Sonntagmorgen. Der Kaffee duftet im Schatten des Laptops, der sich mal wieder alle Zeit der Welt für die Bearbeitung der Fotos nimmt. Nebenher wird die Excel-Tabelle mit einem weiteren Eintrag gefüllt, während die Gehirnwindungen bereits genüsslich rattern und ein paar Textzeilen fabrizieren. Alles eigentlich recht normal nach einem besuchten Spiel. Aber normal – ja, normal war dieser Samstag, der 22. Mai 2021 zumindest in diesem Jahr keinesfalls. 209 Tage lang war der Gang zum Supermarkt das wöchentliche Highlight. Über ein halbes Jahr lang brauchte man sich keine großen Gedanken über auch nur irgendwas zu machen, was nicht in den eigenen vier Wänden stattfand. Reisen? Das Land verlassen? Mal kurz in die Stadt was trinken? Nix da. Morgens aufstehen, acht Stunden und mehr im Home Office ackern, abends kurz die Xbox an und solange Sinnlos-TV, bis man irgendwann einschläft. Tag ein, Tag aus.

Nach der anfänglichen Wut und Ungeduld folgte dieses Mal jedoch recht schnell die Resignation, das „Man kann ja eh nichts ändern“. Warum auch trotzig sein? So schenkte man dem zweiten Hobby, dem Probieren verschiedene Biere aus aller Welt, erhöhte Aufmerksamkeit und vor allem das dafür nötige Kleingeld. Zwar nicht annähernd so spannend wie unterwegs zu sein, aber es sollte die langen Wochenenden erträglicher gestalten. Erst der Mai crashte das alltägliche, mentale Dahindösen. Denn plötzlich ging alles ganz schnell. Mit der Ankündigung Luxembourgs, bis zu 150 Zuschauer zuzulassen, war der Wille wieder da. Zwar mit Maskenpflicht und ohne Verpflegung, aber mal ehrlich – man nimmt was man kriegen kann.

Richtig in die Karten spielte uns der vorletzte Spieltag, denn da sollte der FC Wiltz 71 zu Hause gegen Dudelange kicken.

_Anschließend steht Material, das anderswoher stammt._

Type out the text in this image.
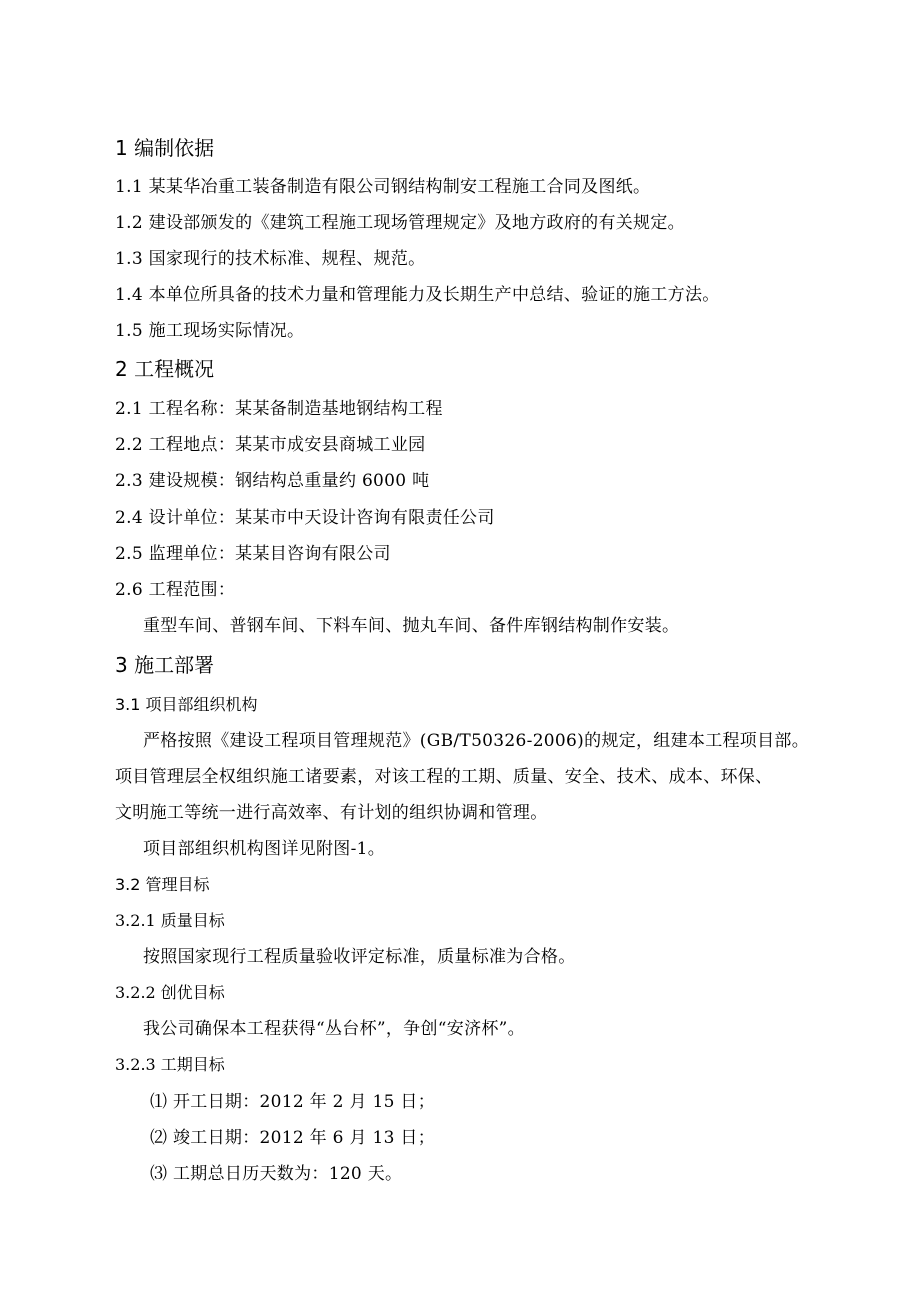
1 编制依据
1.1 某某华冶重工装备制造有限公司钢结构制安工程施工合同及图纸。
1.2 建设部颁发的《建筑工程施工现场管理规定》及地方政府的有关规定。
1.3 国家现行的技术标准、规程、规范。
1.4 本单位所具备的技术力量和管理能力及长期生产中总结、验证的施工方法。
1.5 施工现场实际情况。
2 工程概况
2.1 工程名称：某某备制造基地钢结构工程
2.2 工程地点：某某市成安县商城工业园
2.3 建设规模：钢结构总重量约 6000 吨
2.4 设计单位：某某市中天设计咨询有限责任公司
2.5 监理单位：某某目咨询有限公司
2.6 工程范围：
重型车间、普钢车间、下料车间、抛丸车间、备件库钢结构制作安装。
3 施工部署
3.1 项目部组织机构
严格按照《建设工程项目管理规范》(GB/T50326-2006)的规定，组建本工程项目部。
项目管理层全权组织施工诸要素，对该工程的工期、质量、安全、技术、成本、环保、
文明施工等统一进行高效率、有计划的组织协调和管理。
项目部组织机构图详见附图-1。
3.2 管理目标
3.2.1 质量目标
按照国家现行工程质量验收评定标准，质量标准为合格。
3.2.2 创优目标
我公司确保本工程获得“丛台杯”，争创“安济杯”。
3.2.3 工期目标
⑴ 开工日期：2012 年 2 月 15 日；
⑵ 竣工日期：2012 年 6 月 13 日；
⑶ 工期总日历天数为：120 天。
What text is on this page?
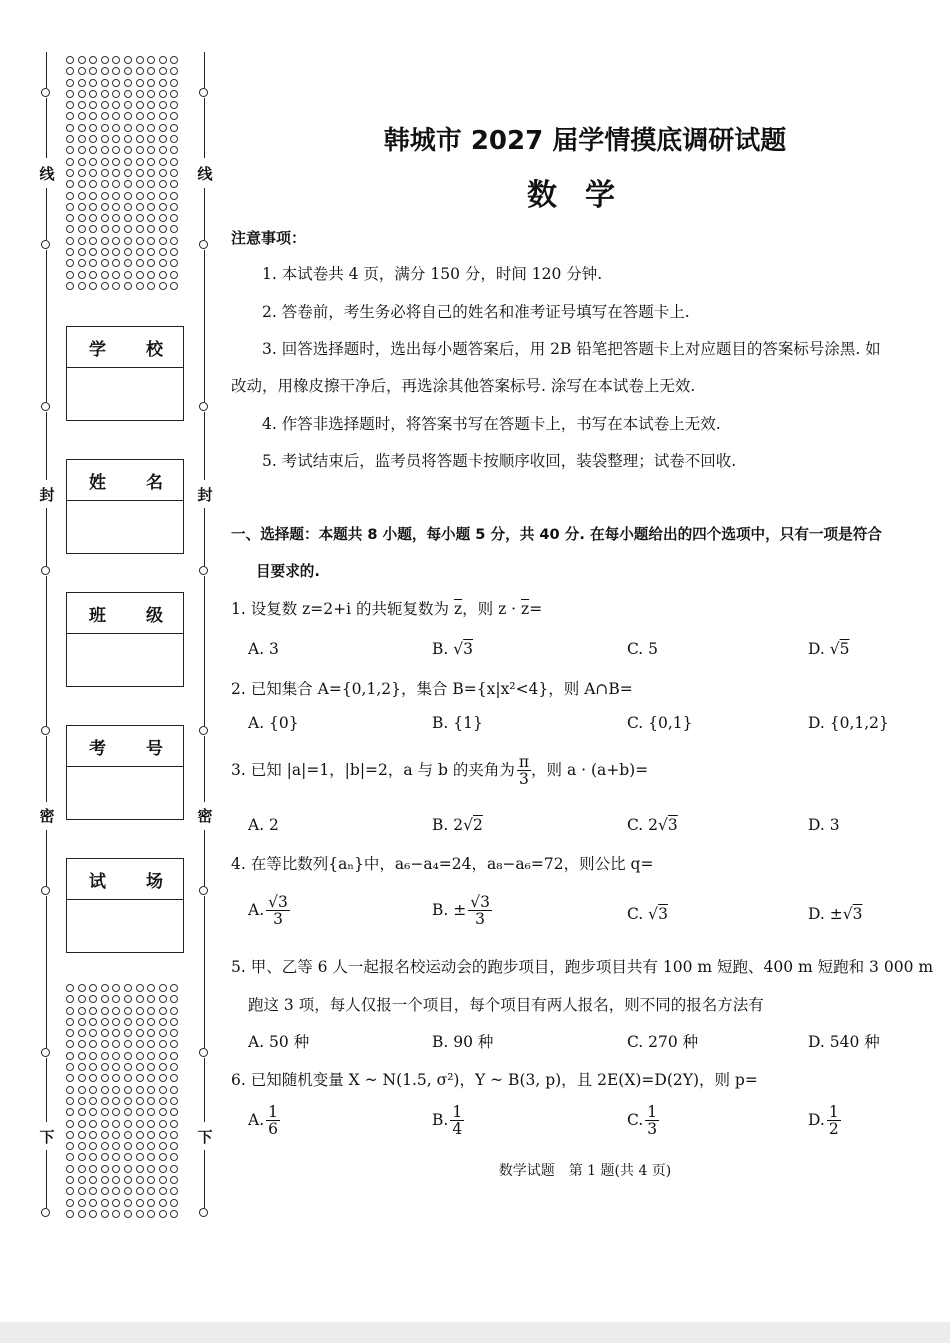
线
封
密
下
线
封
密
下
学 校
姓 名
班 级
考 号
试 场
韩城市 2027 届学情摸底调研试题
数学
注意事项：
1. 本试卷共 4 页，满分 150 分，时间 120 分钟.
2. 答卷前，考生务必将自己的姓名和准考证号填写在答题卡上.
3. 回答选择题时，选出每小题答案后，用 2B 铅笔把答题卡上对应题目的答案标号涂黑. 如
改动，用橡皮擦干净后，再选涂其他答案标号. 涂写在本试卷上无效.
4. 作答非选择题时，将答案书写在答题卡上，书写在本试卷上无效.
5. 考试结束后，监考员将答题卡按顺序收回，装袋整理；试卷不回收.
一、选择题：本题共 8 小题，每小题 5 分，共 40 分. 在每小题给出的四个选项中，只有一项是符合
目要求的.
1. 设复数 z=2+i 的共轭复数为 $\overline{z}$，则 $z \cdot \overline{z}=$
A. 3	B. √3	C. 5	D. √5
2. 已知集合 A={0,1,2}，集合 B={x|x²<4}，则 A∩B=
A. {0}	B. {1}	C. {0,1}	D. {0,1,2}
3. 已知 |a|=1，|b|=2，a 与 b 的夹角为 $\frac{\pi}{3}$ ，则 a · (a+b)=
A. 2	B. 2√2	C. 2√3	D. 3
4. 在等比数列{aₙ}中，a₆−a₄=24，a₈−a₆=72，则公比 q=
A. $\frac{√3}{3}$	B. ± $\frac{√3}{3}$	C. √3	D. ±√3
5. 甲、乙等 6 人一起报名校运动会的跑步项目，跑步项目共有 100 m 短跑、400 m 短跑和 3 000 m
跑这 3 项，每人仅报一个项目，每个项目有两人报名，则不同的报名方法有
A. 50 种	B. 90 种	C. 270 种	D. 540 种
6. 已知随机变量 X ~ N(1.5, σ²)，Y ~ B(3, p)，且 2E(X)=D(2Y)，则 p=
A. $\frac{1}{6}$	B. $\frac{1}{4}$	C. $\frac{1}{3}$	D. $\frac{1}{2}$
数学试题　第 1 题(共 4 页)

Das Stadion am Poetz ist nämlich mal wieder der letzte weiße Fleck der Nationaldivision, den es mit Farbe zu füllen gilt. In normalen Jahren recht eklig zu machen, da wirklich am hintersten Ende des Landes gelegen, weitab jeglicher Autobahnen. Aus Frankfurt schlappe dreieinhalb Stunden Fahrt, die man sonst sinnvoller für ne Tour gen Osten investiert. Bester Zeitpunkt also, um das mal wieder letzte Kreuz in der Nationaldivision zu setzen. Die Tickets wurden bereits früh organisiert, wobei ein genehmigtes Sanitätskonzept wenige Tage zuvor das Kontingent auf 500 erhöhte. Umso besser! Die Vorfreude war nun natürlich gigantisch, endlich wieder Fussball!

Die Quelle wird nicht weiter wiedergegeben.